Ese amigo acechaba en las sombras de la cámara, observando con sus no-ojos. Titus y sus tropas se habían marchado. Pero seguían quedando una docena de Luminatii en la cámara del orador, que se habían puesto ornamentadas armaduras de cuero, con el símbolo de Aa labrado. Eran armaduras gruesas, con hebillas de madera y sin remaches ni clavos por ninguna parte, sin duda confeccionadas a propósito para el asalto. La mitad vigilaban a Bellamy y Octavia, y los otros seis estaban en el umbral, de guardia mirando hacia el pasillo. La tejedora seguía inconsciente, con Finn agachado a su lado y su hoja cerca del cuello.

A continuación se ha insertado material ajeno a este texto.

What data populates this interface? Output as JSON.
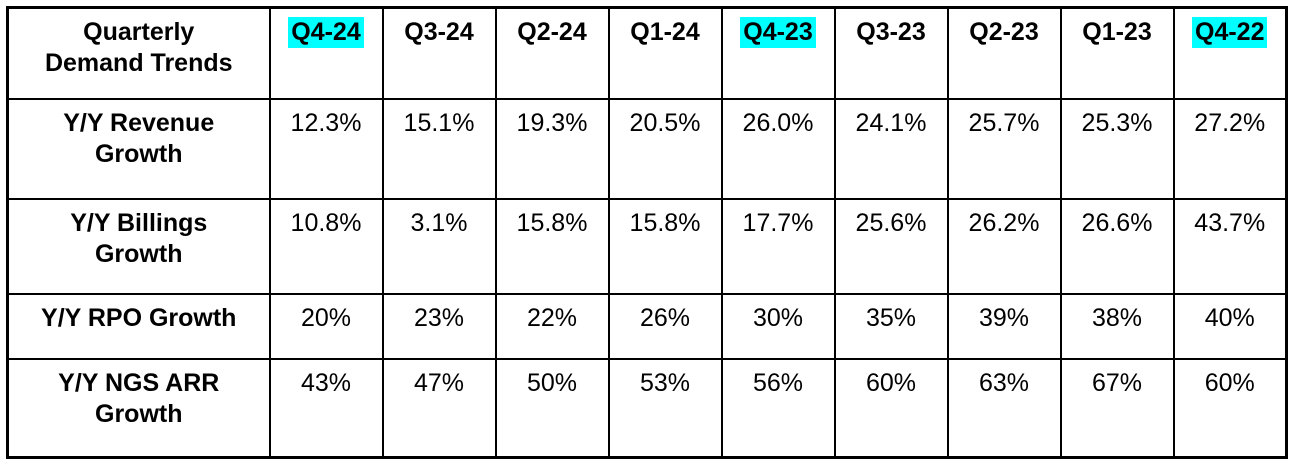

«Empieza por el principio.»

Lexa no veía muy bien bajo su capa de todos modos, así que cerró los ojos. Llamó a las sombras de la cámara. Al igual que había ocurrido con los maniquíes de paja en el Salón de las Canciones, sentía esas sombras como se sentía a sí misma. Recordó lo que era ser de nuevo esa chica de catorce años. Hacer añicos la estatua de Aa fuera de la Basílica Grande. Pasar entre las sombras como un espectro. Pero sobre todo, recordó al hombre que había ayudado a que todo empezara, el que había hecho ahorcar a su padre, encadenar a su madre, el que había matado a su hermano antes de que pudiera andar siquiera. Separó los brazos bajo la sangre. Extendió los dedos. En la penumbra titilante, se hizo con las sombras que había a los pies de los legionarios. Las torció en ganchos y las clavó en las botas de los soldados. Y con todo el sigilo que pudo, se alzó del estanque de Bellamy. Comprendió su error al instante. Aunque ella seguía oculta bajo su capa de sombras, la sangre que la recubría no. Y al izarse al borde, el escarlata salpicó la piedra y unas huellas sanguinolentas aparecieron bajo sus manos. Los legionarios se volvieron hacia el sonido y Finn arrugó la frente.

Confusión. Titubeos.

Fue suficiente.

Lexa pasó a la sombra que tenía debajo y

salió de

la sombra

en la pared

detrás de Finn

Un legionario vio movimiento con el rabillo del ojo y dio la alarma, pero para entonces el puñal de Lexa estaba enterrado ya hasta la punta entre el cuello del chico y su brazo de la espada y había seccionado los tendones. Finn chilló, su hoja cayó de entre dedos laxos y Lexa le dio un rodillazo en la mandíbula que lo estrelló contra el suelo. Lexa recogió la daga del chico y al instante

ya estaba

pasando a

la oscuridad a sus

pies y saliendo de las sombras detrás de otro legionario, al que cortó los tendones de las corvas con su hoja y dejó tendido en el suelo. El hombre que había al lado intentó darle un porrazo y ella se inclinó hacia atrás. El golpe pasó silbando junto a su mentón y Lexa entró en su guardia y le hundió la rodilla en la entrepierna con la fuerza suficiente para que todos los hombres presentes hicieran una compasiva mueca de dolor. Los soldados gritaron, pero al intentar embestir contra aquel horror cubierto de sangre del baño del teúrgo, descubrieron que sus botas no querían levantarse de la piedra. Lexa podía sentirlo. El poder de la noche palpitaba bajo su piel. La hambrienta Oscuridad. La mismísima Madre, la diosa que la había marcado, mirando con ojos negros a aquellos hombres que invadían su territorio sagrado.

Y estaba furiosa.

Derribó a uno, luego a otro, recogió una porra y la descargó contra mandíbulas y nucas, saltando entre manchas de oscuridad y dejando solo huellas ensangrentadas a su paso. Eran hombres de la mejor cohorte de la legión, porque Titus no había sido tan estúpido como para llevar chavales nacidos de la médula o hijos de senadores con él al Monte Apacible. Pero enfrentados a aquel horror ensangrentado, a sus ojos negros, su sonrisa salvaje y sus manos muy muy rojas no tardaron en caer presas del pánico.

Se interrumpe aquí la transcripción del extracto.